History of the Dutch Iris

There are some 260 Iris varieties in existence and Dutch Iris (Iris hollandica) is one of the most well-known in the cut flower industry. They feature bright blooms atop narrow, strong stems and foliage, with six exquisite petals --three sturdy, graceful upright "standards" and three larger, downward-curving "falls," which are typically marked with a contrasting yellow to orange patch. Three style arms in the center lay atop the falls. On 'Telstar', the standards are deep purplish blue-violet while the falls are blue-violet to medium blue.

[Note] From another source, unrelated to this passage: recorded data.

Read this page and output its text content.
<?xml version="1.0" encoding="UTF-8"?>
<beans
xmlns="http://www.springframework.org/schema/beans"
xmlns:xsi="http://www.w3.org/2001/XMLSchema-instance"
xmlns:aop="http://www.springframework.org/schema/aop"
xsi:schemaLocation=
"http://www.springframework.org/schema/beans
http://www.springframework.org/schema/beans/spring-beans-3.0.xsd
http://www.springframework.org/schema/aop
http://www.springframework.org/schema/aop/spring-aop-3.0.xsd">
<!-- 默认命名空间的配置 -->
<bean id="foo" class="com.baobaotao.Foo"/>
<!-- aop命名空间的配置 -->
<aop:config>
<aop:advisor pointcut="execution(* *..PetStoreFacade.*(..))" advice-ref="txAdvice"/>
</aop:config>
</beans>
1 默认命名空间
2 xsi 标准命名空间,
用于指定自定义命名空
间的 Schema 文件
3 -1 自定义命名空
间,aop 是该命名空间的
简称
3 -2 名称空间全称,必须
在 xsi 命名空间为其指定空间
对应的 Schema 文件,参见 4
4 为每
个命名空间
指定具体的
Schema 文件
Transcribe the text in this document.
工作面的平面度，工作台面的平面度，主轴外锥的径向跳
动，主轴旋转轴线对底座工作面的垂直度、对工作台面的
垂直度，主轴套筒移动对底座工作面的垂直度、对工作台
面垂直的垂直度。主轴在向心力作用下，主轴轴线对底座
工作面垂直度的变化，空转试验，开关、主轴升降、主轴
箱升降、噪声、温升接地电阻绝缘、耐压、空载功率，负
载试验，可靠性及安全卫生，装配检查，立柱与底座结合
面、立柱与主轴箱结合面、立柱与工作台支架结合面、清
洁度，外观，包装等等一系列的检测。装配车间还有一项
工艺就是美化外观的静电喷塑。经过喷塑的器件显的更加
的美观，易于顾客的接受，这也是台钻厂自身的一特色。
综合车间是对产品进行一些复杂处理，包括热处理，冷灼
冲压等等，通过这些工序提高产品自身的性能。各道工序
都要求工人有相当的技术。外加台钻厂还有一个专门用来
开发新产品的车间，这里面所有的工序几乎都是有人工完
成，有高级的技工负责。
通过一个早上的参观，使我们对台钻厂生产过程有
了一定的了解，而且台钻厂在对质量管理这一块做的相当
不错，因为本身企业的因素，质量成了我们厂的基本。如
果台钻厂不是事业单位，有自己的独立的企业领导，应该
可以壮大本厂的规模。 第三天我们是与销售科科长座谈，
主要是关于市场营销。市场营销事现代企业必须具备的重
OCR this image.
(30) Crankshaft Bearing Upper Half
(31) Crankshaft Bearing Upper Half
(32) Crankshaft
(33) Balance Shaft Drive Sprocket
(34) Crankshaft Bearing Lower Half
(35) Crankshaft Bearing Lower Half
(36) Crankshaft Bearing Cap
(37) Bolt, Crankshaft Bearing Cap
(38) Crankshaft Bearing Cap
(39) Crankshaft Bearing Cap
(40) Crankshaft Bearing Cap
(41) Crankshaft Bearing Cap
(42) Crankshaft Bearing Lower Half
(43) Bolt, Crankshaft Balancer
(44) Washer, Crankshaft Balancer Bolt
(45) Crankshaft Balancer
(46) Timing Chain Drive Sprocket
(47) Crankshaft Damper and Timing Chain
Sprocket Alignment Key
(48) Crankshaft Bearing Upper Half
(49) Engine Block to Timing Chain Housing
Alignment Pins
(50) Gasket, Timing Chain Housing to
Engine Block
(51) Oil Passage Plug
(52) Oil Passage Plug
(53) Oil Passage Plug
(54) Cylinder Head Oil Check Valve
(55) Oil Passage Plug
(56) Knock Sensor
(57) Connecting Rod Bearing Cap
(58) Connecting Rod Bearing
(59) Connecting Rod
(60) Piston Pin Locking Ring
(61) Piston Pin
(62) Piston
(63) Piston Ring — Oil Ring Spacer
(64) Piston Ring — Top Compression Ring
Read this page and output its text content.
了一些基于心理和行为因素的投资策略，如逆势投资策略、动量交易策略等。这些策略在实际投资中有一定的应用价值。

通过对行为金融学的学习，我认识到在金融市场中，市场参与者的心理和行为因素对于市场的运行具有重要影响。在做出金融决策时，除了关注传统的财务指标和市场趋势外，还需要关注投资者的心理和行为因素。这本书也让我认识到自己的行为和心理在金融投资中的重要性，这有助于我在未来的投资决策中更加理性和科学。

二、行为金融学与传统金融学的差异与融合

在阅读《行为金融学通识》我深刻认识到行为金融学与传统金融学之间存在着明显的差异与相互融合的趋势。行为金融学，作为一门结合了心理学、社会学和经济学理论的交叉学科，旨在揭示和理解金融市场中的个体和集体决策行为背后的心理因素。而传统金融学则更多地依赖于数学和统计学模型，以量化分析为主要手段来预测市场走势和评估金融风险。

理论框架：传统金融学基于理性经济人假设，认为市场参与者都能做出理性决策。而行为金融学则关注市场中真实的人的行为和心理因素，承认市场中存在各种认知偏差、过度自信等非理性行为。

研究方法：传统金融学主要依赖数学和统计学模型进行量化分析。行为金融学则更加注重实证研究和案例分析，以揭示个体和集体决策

A white-edged yellow blotch decorates each fall.


History of Dutch Iris

In 1564, a pioneering Flemish botanist, Charles de l'Ecluse (aka Clusius) traveled to Spain where he found the blue Iris xiphium.  He was so taken with these flowers that he gathered some bulbs to send back home to Belgium, where they were planted in gardens and hybridized (though many of those initial new varieties have disappeared).


A few centuries later, the Spanish Iris xiphium had made it to the Netherlands and the Dutch bulb firm, Van Tubergen, crossed it with Iris tingitana, which had originally hailed from North Africa.  The resulting hybrid produced larger and broader flowers than its two parents and was also able to bloom earlier.  This became known as the "Dutch Iris," or Iris hollandica.

Over the following years, the Iris hollandica was crossed with other varieties to include more cultivars and colors (the yellow was particularly developed)  After World War II, bulbs stock were exported to the United States for commercial production, which mainly took place (and still does) in the Pacific Northwest.

1247 yellow irises_600x535.JPG

One of the most recognizable Dutch irises today is the Telstar Iris, which has blue flower color, long stems, excellent response to forced flower production, as well as incredible lasting qualities.